Ma questo implica che ogni sostanza utilizzata in prossimità della temperatura a cui cambia fase diventa una specie di “spugna” di calore. E’ quindi capace di assorbire (o rilasciare) calore senza variare la sua temperatura!
A questo punto il trucco è svelato. Se si usano uno o più strati di materiale ad una temperatura in prossimità del cambiamento di fase, questi funzioneranno da “smorzatori” di temperatura. Ovvero terranno approssimativamente costante la loro temperatura anche se vicino ci sono altri materiali che si stanno scaldando.
Alla McLaren starebbero utilizzando proprio quest’idea per limitare le variazioni termiche della mescole a prescindere dalle condizioni di utilizzo. Con uno strato di “phase change material” tra mozzo e cerchio il calore ceduto dai freni non implicherebbe automaticamente un riscaldamento della gomma, perchè il calore sarebbe assorbito dal materiale interposto che diventerebbe liquido senza variare la sua temperatura.

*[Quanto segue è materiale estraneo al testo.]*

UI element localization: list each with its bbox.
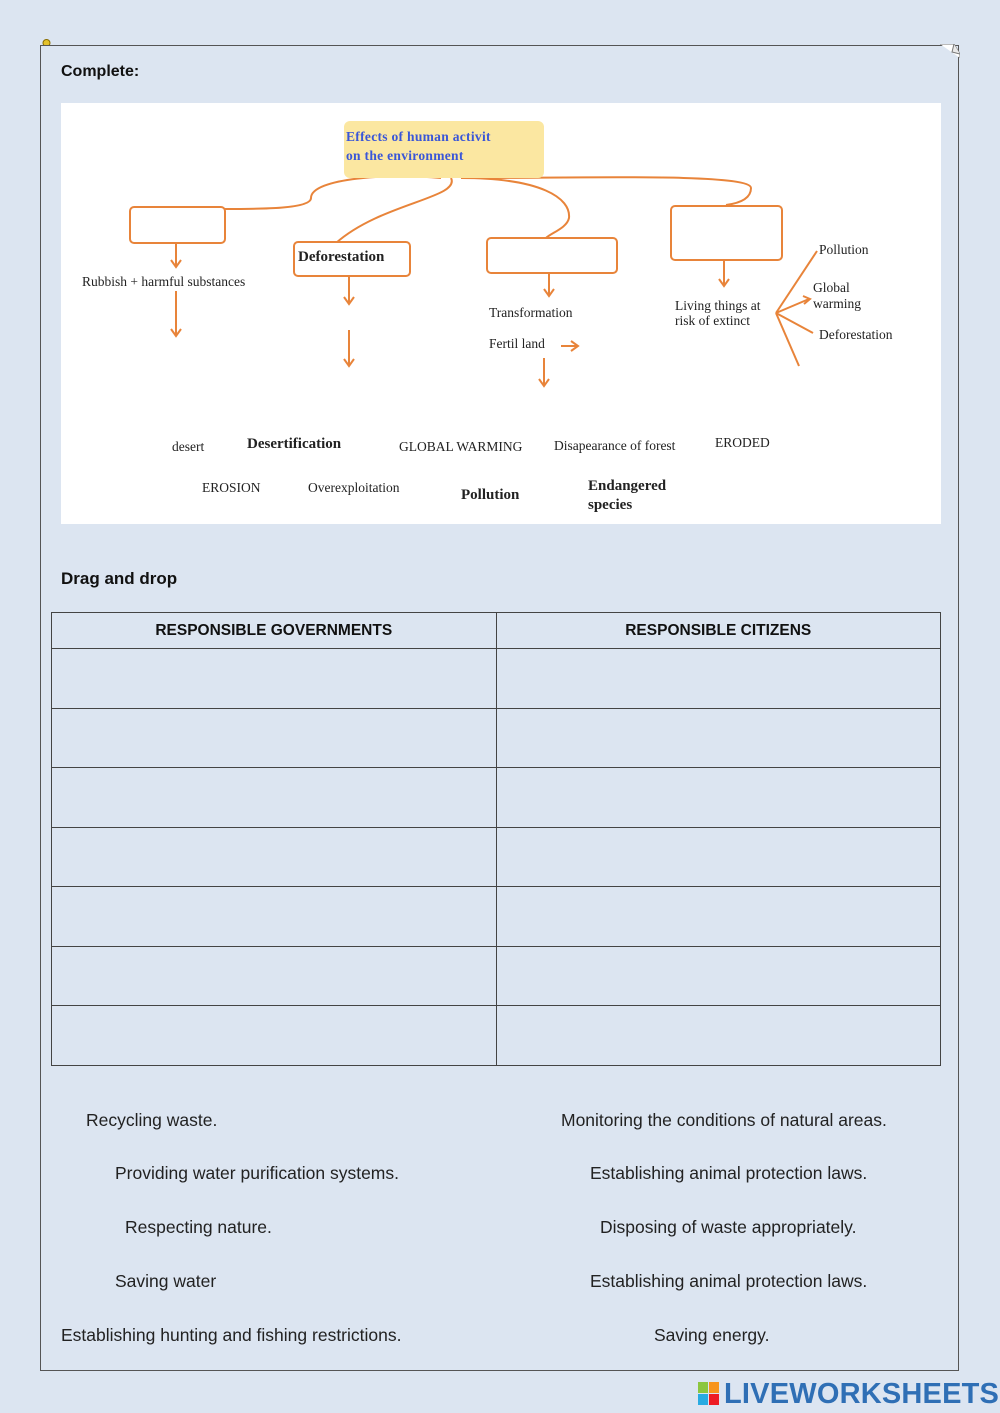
header-governments: RESPONSIBLE GOVERNMENTS — [52, 613, 497, 649]
word-desertification[interactable]: Desertification — [247, 436, 342, 452]
concept-map — [61, 103, 941, 524]
empty-box-1[interactable] — [129, 206, 226, 244]
option-animal-protection-laws-2[interactable]: Establishing animal protection laws. — [590, 1271, 868, 1291]
diagram-title-line2: on the environment — [346, 148, 464, 163]
drag-drop-heading: Drag and drop — [61, 569, 178, 588]
deforestation-box-label: Deforestation — [298, 249, 385, 265]
table-row — [52, 827, 941, 887]
option-saving-energy[interactable]: Saving energy. — [654, 1325, 770, 1345]
logo-text: LIVEWORKSHEETS — [724, 1377, 1000, 1410]
empty-box-3[interactable] — [486, 237, 618, 274]
option-recycling-waste[interactable]: Recycling waste. — [86, 1110, 218, 1130]
word-desert[interactable]: desert — [172, 439, 205, 454]
page-fold-icon — [940, 44, 960, 58]
table-row — [52, 649, 941, 709]
empty-box-4[interactable] — [670, 205, 783, 261]
table-row — [52, 768, 941, 828]
fertil-land-text: Fertil land — [489, 336, 545, 351]
branch-global-line1: Global — [813, 280, 850, 295]
table-row — [52, 708, 941, 768]
drop-cell-governments[interactable] — [52, 827, 497, 887]
option-disposing-waste[interactable]: Disposing of waste appropriately. — [600, 1217, 857, 1237]
option-respecting-nature[interactable]: Respecting nature. — [125, 1217, 272, 1237]
branch-global-line2: warming — [813, 296, 861, 311]
responsibility-table — [51, 612, 941, 1066]
word-erosion[interactable]: EROSION — [202, 480, 261, 495]
drop-cell-governments[interactable] — [52, 649, 497, 709]
option-water-purification[interactable]: Providing water purification systems. — [115, 1163, 399, 1183]
diagram-title-line1: Effects of human activit — [346, 129, 491, 144]
drop-cell-citizens[interactable] — [496, 649, 941, 709]
header-citizens: RESPONSIBLE CITIZENS — [496, 613, 941, 649]
table-row — [52, 946, 941, 1006]
drop-cell-citizens[interactable] — [496, 887, 941, 947]
drop-cell-governments[interactable] — [52, 946, 497, 1006]
drop-cell-governments[interactable] — [52, 1006, 497, 1066]
word-global-warming[interactable]: GLOBAL WARMING — [399, 439, 523, 454]
living-things-line2: risk of extinct — [675, 313, 750, 328]
drop-cell-citizens[interactable] — [496, 768, 941, 828]
option-saving-water[interactable]: Saving water — [115, 1271, 217, 1291]
transformation-text: Transformation — [489, 305, 573, 320]
word-disappearance-of-forest[interactable]: Disapearance of forest — [554, 438, 676, 453]
drop-cell-governments[interactable] — [52, 708, 497, 768]
word-overexploitation[interactable]: Overexploitation — [308, 480, 400, 495]
word-pollution[interactable]: Pollution — [461, 487, 520, 503]
word-species[interactable]: species — [588, 497, 633, 513]
drop-cell-governments[interactable] — [52, 887, 497, 947]
table-header-row — [52, 613, 941, 649]
rubbish-text: Rubbish + harmful substances — [82, 274, 246, 289]
table-row — [52, 887, 941, 947]
logo-mark-icon — [698, 1382, 720, 1406]
drop-cell-citizens[interactable] — [496, 946, 941, 1006]
option-hunting-restrictions[interactable]: Establishing hunting and fishing restrictions. — [61, 1325, 402, 1345]
word-eroded[interactable]: ERODED — [715, 435, 770, 450]
drop-cell-citizens[interactable] — [496, 827, 941, 887]
diagram-title-box — [344, 121, 544, 178]
table-row — [52, 1006, 941, 1066]
drop-cell-citizens[interactable] — [496, 708, 941, 768]
deforestation-box — [293, 241, 411, 277]
option-animal-protection-laws[interactable]: Establishing animal protection laws. — [590, 1163, 868, 1183]
living-things-line1: Living things at — [675, 298, 761, 313]
word-endangered[interactable]: Endangered — [588, 478, 667, 494]
complete-heading: Complete: — [61, 63, 140, 80]
drop-cell-governments[interactable] — [52, 768, 497, 828]
drop-cell-citizens[interactable] — [496, 1006, 941, 1066]
branch-pollution: Pollution — [819, 242, 869, 257]
option-monitoring-natural-areas[interactable]: Monitoring the conditions of natural areas. — [561, 1110, 887, 1130]
branch-deforestation: Deforestation — [819, 327, 893, 342]
liveworksheets-logo — [698, 1378, 999, 1410]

Ecco quindi che la temperatura di funzionamento degli pneumatici diventerebbe molto più stabile, e la resistenza a fenomeni di usura o surriscaldamento molto maggiore. Che è una delle caratteristiche alla base della superiorità tecnica della McLaren sulle avversarie. Ovviamente a rendere il trucco ancora più efficace c’è la possibilità di usare sostanze diverse (che quindi cambiano di fase a temperatura diversa) in base alle caratteristiche della pista. Dove serve più riscaldamento delle gomme si usano sostanze che liquefano a temperatura superiore, e viceversa.
Che ci sia davvero questo alla base delle vittorie di Norris e Piastri? McLaren non lo ammetterà mai. E nemmeno gli avversari, che si ritrovano indietro di anni luce nell’astutissimo uso di questa tecnologia.